Todo mundo sabe que o impacto do álcool nos primeiros termos do feto é extremamente negativo. E se uma mulher grávida usá-lo de vez em quando, isso é completamente inaceitável. Mas acontece que a futura mãe ainda não suspeita de sua situação e pode se dar ao luxo de beber vários copos de vinho, cerveja ou bebidas mais fortes.

Depois de um tempo, vendo no teste duas tiras, a mulher com horror entende que ela bebeu álcool na primeira semana de gravidez. O que fazer nesta situação? Fazer um aborto e se livrar da criança cobiçada ou viver em antecipação do nascimento de uma criança com possíveis desvios?

Na maioria das vezes, os médicos acalmam a mulher que usou álcool na ignorância nos estágios iniciais. O motivo para isso é simples - na primeira vez, quando ainda não havia implante, a criança não se fixou na parede do útero e nada o ameaça.

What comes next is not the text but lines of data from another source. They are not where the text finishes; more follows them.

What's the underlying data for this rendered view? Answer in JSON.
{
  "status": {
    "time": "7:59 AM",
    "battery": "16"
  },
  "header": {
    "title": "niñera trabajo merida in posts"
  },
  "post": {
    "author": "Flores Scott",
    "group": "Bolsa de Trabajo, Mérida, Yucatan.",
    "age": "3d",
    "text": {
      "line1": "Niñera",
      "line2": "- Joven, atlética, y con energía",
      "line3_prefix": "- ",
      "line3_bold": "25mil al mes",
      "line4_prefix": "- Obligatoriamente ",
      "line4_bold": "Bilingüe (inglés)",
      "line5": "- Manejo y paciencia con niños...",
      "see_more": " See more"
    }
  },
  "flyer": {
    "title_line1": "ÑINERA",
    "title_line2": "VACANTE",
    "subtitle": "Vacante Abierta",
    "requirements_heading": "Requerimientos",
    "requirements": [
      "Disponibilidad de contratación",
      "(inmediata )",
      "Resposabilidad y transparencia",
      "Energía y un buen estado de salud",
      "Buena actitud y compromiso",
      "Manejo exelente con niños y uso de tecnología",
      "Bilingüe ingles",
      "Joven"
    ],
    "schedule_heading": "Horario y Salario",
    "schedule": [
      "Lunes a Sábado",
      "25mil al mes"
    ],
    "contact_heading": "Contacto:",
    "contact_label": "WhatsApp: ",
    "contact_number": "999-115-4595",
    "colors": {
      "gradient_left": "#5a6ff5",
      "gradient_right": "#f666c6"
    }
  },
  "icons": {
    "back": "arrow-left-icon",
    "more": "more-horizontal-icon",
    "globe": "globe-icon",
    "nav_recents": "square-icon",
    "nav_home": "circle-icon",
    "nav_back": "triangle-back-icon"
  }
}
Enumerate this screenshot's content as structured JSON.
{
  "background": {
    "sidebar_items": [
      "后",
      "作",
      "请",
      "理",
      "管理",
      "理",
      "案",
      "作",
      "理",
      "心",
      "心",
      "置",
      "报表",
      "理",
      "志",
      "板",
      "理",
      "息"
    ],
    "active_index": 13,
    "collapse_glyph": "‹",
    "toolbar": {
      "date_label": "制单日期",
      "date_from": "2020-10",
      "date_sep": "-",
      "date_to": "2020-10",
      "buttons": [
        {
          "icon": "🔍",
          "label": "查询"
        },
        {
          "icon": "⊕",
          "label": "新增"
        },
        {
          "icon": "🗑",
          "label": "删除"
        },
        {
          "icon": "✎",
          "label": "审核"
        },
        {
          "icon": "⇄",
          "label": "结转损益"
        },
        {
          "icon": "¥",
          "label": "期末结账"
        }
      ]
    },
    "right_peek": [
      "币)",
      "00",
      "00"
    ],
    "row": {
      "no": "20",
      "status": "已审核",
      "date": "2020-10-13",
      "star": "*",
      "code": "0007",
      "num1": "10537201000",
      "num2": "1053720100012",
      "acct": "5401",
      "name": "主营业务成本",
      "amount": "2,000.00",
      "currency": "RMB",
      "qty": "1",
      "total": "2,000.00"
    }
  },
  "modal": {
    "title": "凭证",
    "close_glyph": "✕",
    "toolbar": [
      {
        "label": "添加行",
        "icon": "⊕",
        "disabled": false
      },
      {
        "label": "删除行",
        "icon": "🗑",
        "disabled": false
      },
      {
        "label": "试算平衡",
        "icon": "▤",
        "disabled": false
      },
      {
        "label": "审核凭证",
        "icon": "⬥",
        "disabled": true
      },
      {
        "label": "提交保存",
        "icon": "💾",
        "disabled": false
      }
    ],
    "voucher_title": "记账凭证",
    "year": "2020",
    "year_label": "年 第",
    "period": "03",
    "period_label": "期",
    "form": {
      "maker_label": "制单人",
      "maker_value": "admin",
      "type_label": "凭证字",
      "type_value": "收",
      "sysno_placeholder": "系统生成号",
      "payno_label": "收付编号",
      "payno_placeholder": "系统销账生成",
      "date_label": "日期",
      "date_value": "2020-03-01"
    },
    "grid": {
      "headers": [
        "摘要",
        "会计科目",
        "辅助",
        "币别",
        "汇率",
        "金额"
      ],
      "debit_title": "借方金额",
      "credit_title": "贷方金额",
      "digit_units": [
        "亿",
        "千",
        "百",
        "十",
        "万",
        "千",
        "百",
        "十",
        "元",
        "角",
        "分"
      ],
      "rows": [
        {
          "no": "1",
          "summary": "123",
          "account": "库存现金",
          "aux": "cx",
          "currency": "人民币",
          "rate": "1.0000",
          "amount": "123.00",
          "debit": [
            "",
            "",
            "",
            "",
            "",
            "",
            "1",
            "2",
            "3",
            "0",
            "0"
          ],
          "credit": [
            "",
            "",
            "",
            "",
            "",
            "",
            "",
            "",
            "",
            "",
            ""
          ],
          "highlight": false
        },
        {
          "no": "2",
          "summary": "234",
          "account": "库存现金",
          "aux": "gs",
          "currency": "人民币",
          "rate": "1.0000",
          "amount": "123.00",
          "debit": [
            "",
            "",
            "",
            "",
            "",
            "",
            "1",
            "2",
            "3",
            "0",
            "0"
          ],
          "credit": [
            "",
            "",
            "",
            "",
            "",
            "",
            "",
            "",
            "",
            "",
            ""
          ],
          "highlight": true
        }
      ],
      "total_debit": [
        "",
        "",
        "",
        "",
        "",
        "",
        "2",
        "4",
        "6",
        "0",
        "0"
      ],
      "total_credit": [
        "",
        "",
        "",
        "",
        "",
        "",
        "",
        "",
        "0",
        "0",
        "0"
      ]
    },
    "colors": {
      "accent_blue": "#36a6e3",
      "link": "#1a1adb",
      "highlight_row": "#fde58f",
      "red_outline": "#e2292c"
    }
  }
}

E, ainda mais tarde, enquanto o feto não se alimenta através do cordão umbilical da mãe (até 7 semanas), uma quantidade muito pequena de álcool pode entrar em seu corpo, o que não deve prejudicar o futuro bebê.

Álcool - o álcool é diferente ou não?

Acredita-se que nem todo álcool é prejudicial nas primeiras semanas de gravidez. Cerveja, refrigerantes com baixo teor alcoólico, champanhe, vinho - têm um grau relativamente pequeno e, portanto, não são tão prejudiciais quanto a vodca ou o conhaque. Mas tal formulação é fundamentalmente errada e engana as futuras mães.

O dano não tanto como graus, mas sim a quantidade bêbada. Você pode, afinal, beber alguns litros de cerveja e estar em um estado absolutamente insano. E nesta situação, a cerveja será igual a vários copos de conhaque.

Fosse o que fosse, uma mulher deveria monitorar a saúde do bebê desde a própria concepção. Mas se o consumo de álcool ocorreu, então este não é um motivo para pânico, mas a situação quando você precisa passar cuidadosamente por todos os testes e exames para se certificar de que o bebê não está ferido.